Hesitation weighed heavily on my shoulders. I was a mess. That much was true. But my mess was the breath of life compared to the neatly wrapped lie that had consumed him for over a decade.
“Tell me,” he begged. A tear fell from his eye, and my lips parted as I watched the first bit of his wall break when the moisture landed on his cheek. “Tell me what I was chasing.”
“Emptiness,” I answered, voice cracking. “You convinced yourself to call it perfection, Hayes, but you were never going to allow yourself to be happy.”
He tore his gaze from me, turning his head to the side. The light of my lamp hit that tear just right, and as silence suffocated the both of us, I watched it slowly slide down the sharp edges of him. When it disappeared into his neck, I whispered, “Your plan never involved your own happiness.”
“Until you.”
My heart lunged for him, but I held her steady.
A gust of wind rattled the building, a warning of the storm to come. The roof creaked above us, fifty years of history echoing throughout my home, raindrops beginning to hit my window. First one, then five more, then ten, and before I could release the air in my lungs, rain was pelting against the glass, bouncing off the roof. The low roar and rumble of thunder sounded in the distance, lightning striking the water over a mile away, illuminating my broken man even more.
“Until me,” I repeated.
“You were never a part of my plan.”
“And you weren’t a part of mine,” I replied, smirking at him. I’d hoped to get something out of that, but nothing came. His face was stone cold, unreadable.
His eyes?
They were an open book, but I couldn’t turn the page. He needed to do it. He had to give me something.
“You’re right,” he admitted. “I don’t deserve happiness.”
“Tell me why you believe that, because I believe you do deserve happiness.”
That was when he gave me a smile. It was small and quick, but it had the power to shake mountains. The words that followed also carried power…the kind of power that seeped its way into your soul, gradually consuming it until there was nothing but a void of your own mistakes in its place.
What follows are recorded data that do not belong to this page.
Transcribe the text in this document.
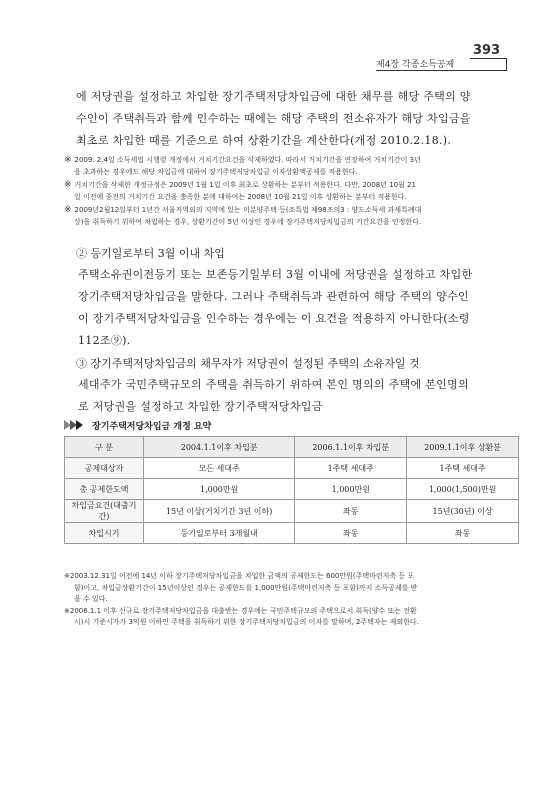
제4장 각종소득공제
393
에 저당권을 설정하고 차입한 장기주택저당차입금에 대한 채무를 해당 주택의 양
수인이 주택취득과 함께 인수하는 때에는 해당 주택의 전소유자가 해당 차입금을
최초로 차입한 때를 기준으로 하여 상환기간을 계산한다(개정 2010.2.18.).
※ 2009. 2.4일 소득세법 시행령 개정에서 거치기간요건을 삭제하였다. 따라서 거치기간을 연장하여 거치기간이 3년
을 초과하는 경우에도 해당 차입금에 대하여 장기주택저당차입금 이자상환액공제를 적용한다.
※ 거치기간을 삭제한 개정규정은 2009년 1월 1일 이후 최초로 상환하는 분부터 적용한다. 다만, 2008년 10월 21
일 이전에 종전의 거치기간 요건을 충족한 분에 대하여는 2008년 10월 21일 이후 상환하는 분부터 적용한다.
※ 2009년2월12일부터 1년간 서울지역외의 지역에 있는 미분양주택 등(조특법 제98조의3 : 양도소득세 과세특례대
상)을 취득하기 위하여 차입하는 경우, 상환기간이 5년 이상인 경우에 장기주택저당차입금의 기간요건을 인정한다.
② 등기일로부터 3월 이내 차입
주택소유권이전등기 또는 보존등기일부터 3월 이내에 저당권을 설정하고 차입한
장기주택저당차입금을 말한다. 그러나 주택취득과 관련하여 해당 주택의 양수인
이 장기주택저당차입금을 인수하는 경우에는 이 요건을 적용하지 아니한다(소령
112조⑨).
③ 장기주택저당차입금의 채무자가 저당권이 설정된 주택의 소유자일 것
세대주가 국민주택규모의 주택을 취득하기 위하여 본인 명의의 주택에 본인명의
로 저당권을 설정하고 차입한 장기주택저당차입금
장기주택저당차입금 개정 요약
구 분	2004.1.1이후 차입분	2006.1.1이후 차입분	2009.1.1이후 상환분
공제대상자	모든 세대주	1주택 세대주	1주택 세대주
총 공제한도액	1,000만원	1,000만원	1,000(1,500)만원
차입금요건(대출기간)	15년 이상(거치기간 3년 이하)	좌동	15년(30년) 이상
차입시기	등기일로부터 3개월내	좌동	좌동
※2003.12.31일 이전에 14년 이하 장기주택저당차입금을 차입한 금액의 공제한도는 600만원(주택마련저축 등 포
함)이고, 차입금상환기간이 15년이상인 경우는 공제한도를 1,000만원(주택마련저축 등 포함)까지 소득공제를 받
을 수 있다.
※2006.1.1 이후 신규로 장기주택저당차입금을 대출받는 경우에는 국민주택규모의 주택으로서 취득(양수 또는 전환
시)시 기준시가가 3억원 이하인 주택을 취득하기 위한 장기주택저당차입금의 이자를 말하며, 2주택자는 제외한다.
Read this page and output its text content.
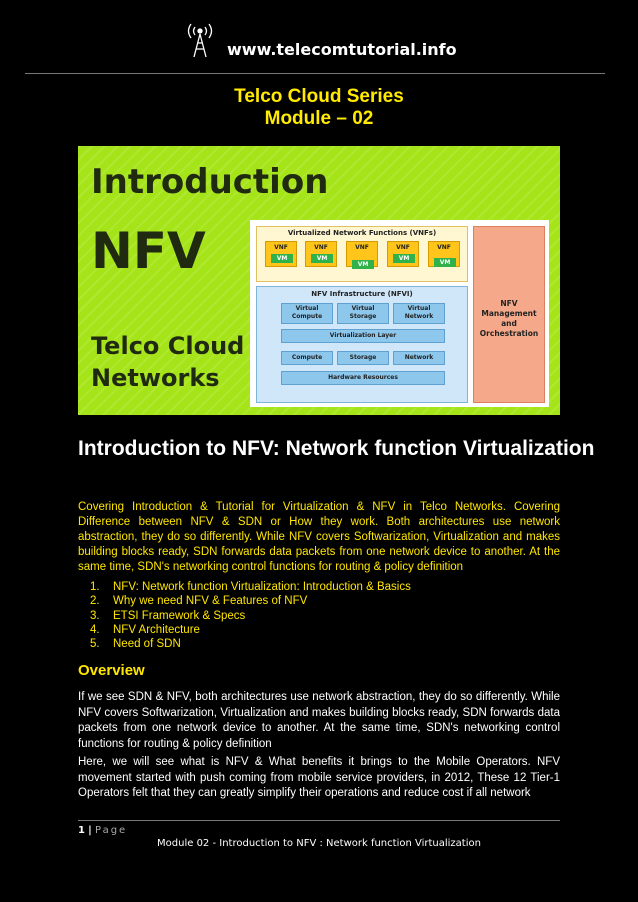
www.telecomtutorial.info
Telco Cloud Series
Module – 02
Introduction
NFV
Telco Cloud
Networks
Virtualized Network Functions (VNFs)
VNF
VM
VNF
VM
VNF
VM
VNF
VM
VNF
VM
NFV Infrastructure (NFVI)
Virtual Compute
Virtual Storage
Virtual Network
Virtualization Layer
Compute	Storage	Network
Hardware Resources
NFV Management and Orchestration
Introduction to NFV: Network function Virtualization

Covering Introduction & Tutorial for Virtualization & NFV in Telco Networks. Covering Difference between NFV & SDN or How they work. Both architectures use network abstraction, they do so differently. While NFV covers Softwarization, Virtualization and makes building blocks ready, SDN forwards data packets from one network device to another. At the same time, SDN's networking control functions for routing & policy definition

1. NFV: Network function Virtualization: Introduction & Basics
2. Why we need NFV & Features of NFV
3. ETSI Framework & Specs
4. NFV Architecture
5. Need of SDN
Overview

If we see SDN & NFV, both architectures use network abstraction, they do so differently. While NFV covers Softwarization, Virtualization and makes building blocks ready, SDN forwards data packets from one network device to another. At the same time, SDN's networking control functions for routing & policy definition

Here, we will see what is NFV & What benefits it brings to the Mobile Operators. NFV movement started with push coming from mobile service providers, in 2012, These 12 Tier-1 Operators felt that they can greatly simplify their operations and reduce cost if all network

1 | Page
Module 02 - Introduction to NFV : Network function Virtualization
“Because I’m the reason my entire flight crew is dead.”
Chapter Twenty-Seven
Hayes
My confession hung in the air like a toxin, and with each breath she took, it slithered into her body, her heart, andher soul. The usual shame I’d always tasted when I thought about this day or discussed it with Dominic coated my tongue, heavy, thick, metallic. I watched her, studied her as if she were under a microscope, searching for even a morsel of disgust toward me.
I found none.
Yes, she’d paled.
Yes, her eyes had widened, giving me a better view of another layer of her endless beauty. A guilty pleasure I had no right to indulge in.
Yes, she’d sucked in a sharp breath of shock.
It was human nature.
Though her reaction to my truth was expected, it still stung. Down in the deepest parts of me, the sting lingered, because she was Margo and I was me, her Superman. I could practically see the image of myself that she’d conjured up the moment I saved her from cracking, shattering into a million pieces. Like the stained glass in a church shattered, raining down to the altar, dismantling all beliefs, all chances of absolution.
“There you have it, baby,” I whispered. “There’s my truth.”